Los Temerarios chronology
| Historia Musical (2002) | Una Lágrima No Basta (2002) | 20 Inolvidables (2003) |

= Una Lágrima No Basta =

Una Lágrima No Basta (Eng.: A Tear Is Not Enough) is a studio album released by the romantic music band Los Temerarios. This album became their third number-one album in the Billboard Top Latin Albums chart.

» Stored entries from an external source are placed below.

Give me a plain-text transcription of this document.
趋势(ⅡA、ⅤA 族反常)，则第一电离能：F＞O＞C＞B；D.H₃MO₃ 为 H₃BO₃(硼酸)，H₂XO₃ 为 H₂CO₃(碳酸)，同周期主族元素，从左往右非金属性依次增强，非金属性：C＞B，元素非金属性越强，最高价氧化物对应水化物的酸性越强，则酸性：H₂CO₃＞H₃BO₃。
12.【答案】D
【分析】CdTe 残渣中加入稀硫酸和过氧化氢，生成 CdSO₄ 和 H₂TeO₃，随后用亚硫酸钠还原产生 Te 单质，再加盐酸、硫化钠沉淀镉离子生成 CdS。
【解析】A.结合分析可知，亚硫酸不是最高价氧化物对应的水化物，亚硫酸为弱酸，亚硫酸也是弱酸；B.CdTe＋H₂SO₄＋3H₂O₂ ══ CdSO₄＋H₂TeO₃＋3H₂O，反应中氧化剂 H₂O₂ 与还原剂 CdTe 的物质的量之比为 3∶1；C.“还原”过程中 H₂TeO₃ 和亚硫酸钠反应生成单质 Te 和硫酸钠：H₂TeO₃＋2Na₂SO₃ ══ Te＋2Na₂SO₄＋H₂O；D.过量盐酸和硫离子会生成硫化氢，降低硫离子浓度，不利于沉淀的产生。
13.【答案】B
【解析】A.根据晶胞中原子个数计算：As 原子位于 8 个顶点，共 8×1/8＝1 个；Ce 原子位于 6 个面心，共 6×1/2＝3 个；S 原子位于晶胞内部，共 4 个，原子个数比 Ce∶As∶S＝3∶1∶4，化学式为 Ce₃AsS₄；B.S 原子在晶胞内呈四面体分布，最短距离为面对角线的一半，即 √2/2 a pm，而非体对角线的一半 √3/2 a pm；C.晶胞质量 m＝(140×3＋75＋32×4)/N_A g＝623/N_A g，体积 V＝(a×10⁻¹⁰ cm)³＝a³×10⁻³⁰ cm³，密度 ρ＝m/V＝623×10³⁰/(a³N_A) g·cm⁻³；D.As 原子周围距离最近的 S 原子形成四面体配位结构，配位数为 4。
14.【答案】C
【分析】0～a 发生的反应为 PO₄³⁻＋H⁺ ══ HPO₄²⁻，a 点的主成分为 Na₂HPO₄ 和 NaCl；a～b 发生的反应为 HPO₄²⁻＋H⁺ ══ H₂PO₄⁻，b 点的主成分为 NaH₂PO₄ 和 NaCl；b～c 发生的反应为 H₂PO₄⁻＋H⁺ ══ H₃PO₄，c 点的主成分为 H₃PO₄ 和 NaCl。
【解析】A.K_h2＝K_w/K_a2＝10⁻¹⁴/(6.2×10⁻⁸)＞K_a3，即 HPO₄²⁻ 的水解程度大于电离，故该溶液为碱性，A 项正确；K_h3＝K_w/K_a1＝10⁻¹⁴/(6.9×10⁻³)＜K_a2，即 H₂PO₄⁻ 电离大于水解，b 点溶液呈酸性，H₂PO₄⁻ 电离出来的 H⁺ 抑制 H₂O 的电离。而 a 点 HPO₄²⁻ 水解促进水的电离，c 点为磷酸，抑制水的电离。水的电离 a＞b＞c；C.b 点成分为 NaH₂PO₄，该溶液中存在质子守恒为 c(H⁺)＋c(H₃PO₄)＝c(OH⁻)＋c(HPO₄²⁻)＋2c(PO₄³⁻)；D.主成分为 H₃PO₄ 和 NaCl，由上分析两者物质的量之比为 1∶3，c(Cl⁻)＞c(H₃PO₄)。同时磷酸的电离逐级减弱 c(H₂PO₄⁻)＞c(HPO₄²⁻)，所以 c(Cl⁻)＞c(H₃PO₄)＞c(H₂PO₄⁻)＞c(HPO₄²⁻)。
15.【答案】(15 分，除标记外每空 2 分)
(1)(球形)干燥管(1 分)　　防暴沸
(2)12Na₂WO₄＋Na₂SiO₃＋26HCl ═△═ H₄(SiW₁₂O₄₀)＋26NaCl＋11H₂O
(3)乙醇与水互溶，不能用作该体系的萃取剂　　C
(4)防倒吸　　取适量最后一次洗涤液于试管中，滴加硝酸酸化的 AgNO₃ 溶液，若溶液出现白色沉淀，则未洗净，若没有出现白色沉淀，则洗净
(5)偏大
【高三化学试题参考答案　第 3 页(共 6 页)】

Only 3 original members are left, Carlos Abrego departs in 2001, and Jonathan Amabilis takes the spot as guitarist and percussionist.

==Track listing==
All tracks written by Adolfo Ángel Alba
1. Por Qué Será — 3:54
2. Comer a Besos — 3:47
3. Déjame Soñar — 4:45
4. Sé Que Te Amo — 4:06
5. Te Regalo Mi Tristeza — 3:38
6. Una Lágrima No Basta — 4:15
7. Que Tu Vida Es — 3:58
8. Olvidar Así — 3:59
9. Gitana Baila — 4:14
10. No Sé Vivir Sin Tí — 3:43
11. Una Lágrima No Basta (Salsa version) — 3:49
12. Una Lágrima No Basta (Ballad version) — 3:55
13. Una Lágrima No Basta (Dance version) — 5:02
14. Una Lágrima No Basta (Remix-Radio version) — 3:31

==Personnel==
This information from Allmusic.
- Mayra Angelica Alba — Production coordination
- Oscar Benavides — Direction
- Maggie Vera — Direction
- Santiago Yturria — Direction
- Horacio Marano — Programming, mixing, vocals
- Gabriel Martínez — Engineer, mixing engineer
- Carlos Ceballos — Recording
- Bernie Grundman — Mastering
- Rene Barquet — Engineer, mixing
- Carlos Cabral Jr. — Guitar
- Ramon Estagnado — Guitar
- Robert Flores — Bass guitar
- Norma Hernández — Vocals
- Richard Mochulske — Art Direction, mixing
- Adolfo Pérez Butrón — Photography
- Eduardo Arias — Make-Up

==Chart performance==

| Chart (2002) | Peak position |
|---|---|
| US Billboard Top Latin Albums | 1 |
| US Billboard Regional/Mexican Albums | 1 |
| US Billboard Top Independent Albums | 4 |
| US Billboard 200 | 79 |

==Certifications==

| Region | Certification | Certified units/sales |
| Mexico (AMPROFON) | Platinum | 150,000^{^} |
| United States (RIAA) | Gold | 500,000^{^} |
^{^} Shipments figures based on certification alone.